Prophylactic mass vaccination programmes are not a realistic option in the battle to prevent new Ebolavirus outbreaks, a University of the Kent-led research team has shown. The findings come as the World Health Organisation has announced a new Ebola virus outbreak in the Democratic Republic of Kongo.
The team analysed the prospects for various Ebolavirus vaccines and found that, for the foreseable future at least, Ebolavirus outbreak control depends on surveillance and the isolation of cases.
The researchers' analysis revealed that very high proportions of potentially affected populations would need to be protected by vaccination to establish herd immunity, i.e. the level of immunity that prevents virus transmission within a population.
The study, entitled Herd immunity to Ebolaviruses is not a realistic target for current vaccination strategies identified that, in the critical phases of many Ebola virus outbreaks, the average infected individual infects four or more other people, which enables the virus to spread rapidly.
At this level, 80% of a population would need to be immunized to prevent outbreaks, even if a highly effective vaccine that protects 90% of individuals after vaccination was available.
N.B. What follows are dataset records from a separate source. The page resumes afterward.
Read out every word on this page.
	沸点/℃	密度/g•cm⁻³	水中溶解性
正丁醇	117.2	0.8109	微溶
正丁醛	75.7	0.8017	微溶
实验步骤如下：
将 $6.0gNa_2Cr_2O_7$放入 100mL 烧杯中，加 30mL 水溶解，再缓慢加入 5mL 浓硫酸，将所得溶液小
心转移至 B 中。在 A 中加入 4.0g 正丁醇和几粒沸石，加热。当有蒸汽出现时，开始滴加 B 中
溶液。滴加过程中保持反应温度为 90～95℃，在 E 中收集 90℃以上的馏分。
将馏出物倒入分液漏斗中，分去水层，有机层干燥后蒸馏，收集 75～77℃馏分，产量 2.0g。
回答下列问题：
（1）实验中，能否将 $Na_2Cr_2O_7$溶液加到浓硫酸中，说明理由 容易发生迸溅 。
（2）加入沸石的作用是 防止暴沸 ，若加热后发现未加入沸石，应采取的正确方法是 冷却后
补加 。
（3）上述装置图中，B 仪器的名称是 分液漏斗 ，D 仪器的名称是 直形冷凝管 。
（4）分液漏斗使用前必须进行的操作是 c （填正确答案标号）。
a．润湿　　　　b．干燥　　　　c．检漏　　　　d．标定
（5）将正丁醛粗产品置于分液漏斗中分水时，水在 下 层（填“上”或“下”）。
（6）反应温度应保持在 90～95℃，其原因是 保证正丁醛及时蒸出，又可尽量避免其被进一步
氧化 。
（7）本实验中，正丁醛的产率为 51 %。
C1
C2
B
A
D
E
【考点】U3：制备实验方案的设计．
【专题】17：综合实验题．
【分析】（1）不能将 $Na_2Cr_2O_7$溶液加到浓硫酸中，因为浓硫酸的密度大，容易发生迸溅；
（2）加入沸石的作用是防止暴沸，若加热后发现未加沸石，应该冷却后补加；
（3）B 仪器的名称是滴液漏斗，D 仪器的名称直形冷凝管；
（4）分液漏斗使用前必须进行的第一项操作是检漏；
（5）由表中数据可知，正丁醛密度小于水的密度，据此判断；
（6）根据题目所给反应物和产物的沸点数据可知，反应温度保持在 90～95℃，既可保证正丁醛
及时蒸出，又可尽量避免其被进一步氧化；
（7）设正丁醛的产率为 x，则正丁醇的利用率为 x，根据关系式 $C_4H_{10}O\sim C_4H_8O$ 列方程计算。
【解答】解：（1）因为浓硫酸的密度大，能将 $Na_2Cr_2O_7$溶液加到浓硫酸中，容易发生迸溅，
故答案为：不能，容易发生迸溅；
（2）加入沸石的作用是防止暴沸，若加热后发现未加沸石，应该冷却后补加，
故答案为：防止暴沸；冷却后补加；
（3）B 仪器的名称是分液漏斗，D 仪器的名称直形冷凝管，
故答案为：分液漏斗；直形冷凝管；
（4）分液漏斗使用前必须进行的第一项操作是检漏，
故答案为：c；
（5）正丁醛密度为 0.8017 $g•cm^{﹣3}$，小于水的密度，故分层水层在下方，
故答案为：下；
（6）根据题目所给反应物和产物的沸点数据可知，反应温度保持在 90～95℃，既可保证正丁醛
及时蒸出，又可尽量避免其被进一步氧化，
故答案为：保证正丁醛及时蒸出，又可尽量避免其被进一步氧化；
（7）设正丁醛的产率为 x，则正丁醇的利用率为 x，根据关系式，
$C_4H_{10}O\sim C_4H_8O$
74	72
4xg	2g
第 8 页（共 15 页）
Such vaccination rates are currently unachievable. In a vaccination trial during the West African Ebola virus epidemic, only 49% of individuals who had been in contact with Ebola virus patients could be vaccinated. Thirty-four percent of contacts refused vaccination although they had been exposed to the disease.
There are currently no clinical vaccine candidates available that protect against all four human-pathogenic Ebolaviruses. It also remains unclear, say the researchers led by Professor Martin Michaelis, of Kent's School of Biosciences, whether the available vaccine candidates provide the long-term protection that is required for the sort of prophylactic mass vaccination programme that could prevent Ebola, which becomes repeatedly introduced into the human population from animal reservoirs.
A large vaccination programme would also be costly and impractical, the study points out. Costs for current Ebolavirus vaccine candidates are estimated to be in a range of US$ 15-20 per dose, with some 462 million people living in the areas affected by Ebolavirus outbreaks, many of them in very remote rural areas.
In the absence of a realistic prophylactic mass vaccination programme, the researchers conclude that clinical vaccine candidates will need to be focused on health care workers who are often involved in disease transmission, potentially in combination with the vaccination of patient contacts.